In re Bear Stearns Litigation
In a widely reported decision, the Supreme Court of the State of New York granted summary judgment, dismissing consolidated class-action lawsuits filed in New York and Delaware by Bear Stearns shareholders after J.P. Morgan Chase & Company ("JPMorgan") agreed on March 16, 2008, to buy Bear Stearns in a deal brokered by the US Federal Reserve. The suits claimed that JPMorgan's offer to purchase Bear Stearns was "unfair and inadequate," and that Bear Stearns' directors breached their fiduciary duties by failing to get the highest possible price. The decision is seen as a strong endorsement of the protections that the business judgment rule affords directors faced with the challenges posed by the ongoing credit crisis.
JPMorgan counsel Wachtell, Lipton, Rosen & Katz retained Analysis Group to help address the issue of whether Bear Stearns' shareholders would have done better in a bankruptcy than through the sale to JPMorgan. Our academic affiliate -- a nationally known bankruptcy expert -- was supported by an Analysis Group team led by Co-Founder Bruce E. Stangle, and Managing Principals Mark Howrey, Gaurav Jetley, and Richard M. Starfield.
Our affiliate reviewed numerous SEC filings, security analyst and ratings agency reports, and other documents in preparation of an expert report and subsequent affidavit rebutting the plaintiffs' three experts. The Court cited the affidavit extensively in opining that "Bear Stearns' only alternatives were to accept the offer proposed by [JPMorgan] or to file for bankruptcy [in which case] its bondholders would not have received payment in full and the shareholders would have suffered a total loss." Our expert also concluded that Bear Stearns was "liquidity insolvent" as of certain dates.

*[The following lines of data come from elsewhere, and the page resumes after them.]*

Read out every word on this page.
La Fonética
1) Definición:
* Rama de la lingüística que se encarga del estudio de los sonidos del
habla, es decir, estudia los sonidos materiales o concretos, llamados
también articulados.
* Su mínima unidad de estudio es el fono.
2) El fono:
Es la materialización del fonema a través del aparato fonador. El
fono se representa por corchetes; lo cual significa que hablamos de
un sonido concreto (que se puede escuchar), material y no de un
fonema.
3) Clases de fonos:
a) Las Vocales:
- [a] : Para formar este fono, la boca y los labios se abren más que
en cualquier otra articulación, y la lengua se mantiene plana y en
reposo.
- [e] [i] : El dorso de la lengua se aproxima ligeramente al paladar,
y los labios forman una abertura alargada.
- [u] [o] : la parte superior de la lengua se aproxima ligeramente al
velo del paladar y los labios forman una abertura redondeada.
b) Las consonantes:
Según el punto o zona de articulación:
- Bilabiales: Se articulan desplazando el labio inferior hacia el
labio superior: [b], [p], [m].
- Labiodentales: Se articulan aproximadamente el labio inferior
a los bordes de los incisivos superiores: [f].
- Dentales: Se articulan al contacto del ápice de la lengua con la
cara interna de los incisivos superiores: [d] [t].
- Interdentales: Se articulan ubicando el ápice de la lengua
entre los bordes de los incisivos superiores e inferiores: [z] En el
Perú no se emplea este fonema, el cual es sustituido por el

Relying in part upon our expert's reply affidavit, Justice Herman Cahn noted that plaintiffs' expert's affidavits "fail[ed] to provide any basis to question whether the Bear Stearns board's election of a merger was within the 'range of reasonableness' or otherwise fair to the shareholders." The Court also noted that plaintiffs' expert's estimates of Bear Stearns' stock value were "highly qualified and completely speculative."
Justice Cahn concluded that the aggressive dispute of the plaintiffs' "assumptions and conclusions" regarding share valuation and the possibilities of asset sales and DIP financing raised "substantial" doubts about the plaintiffs' position.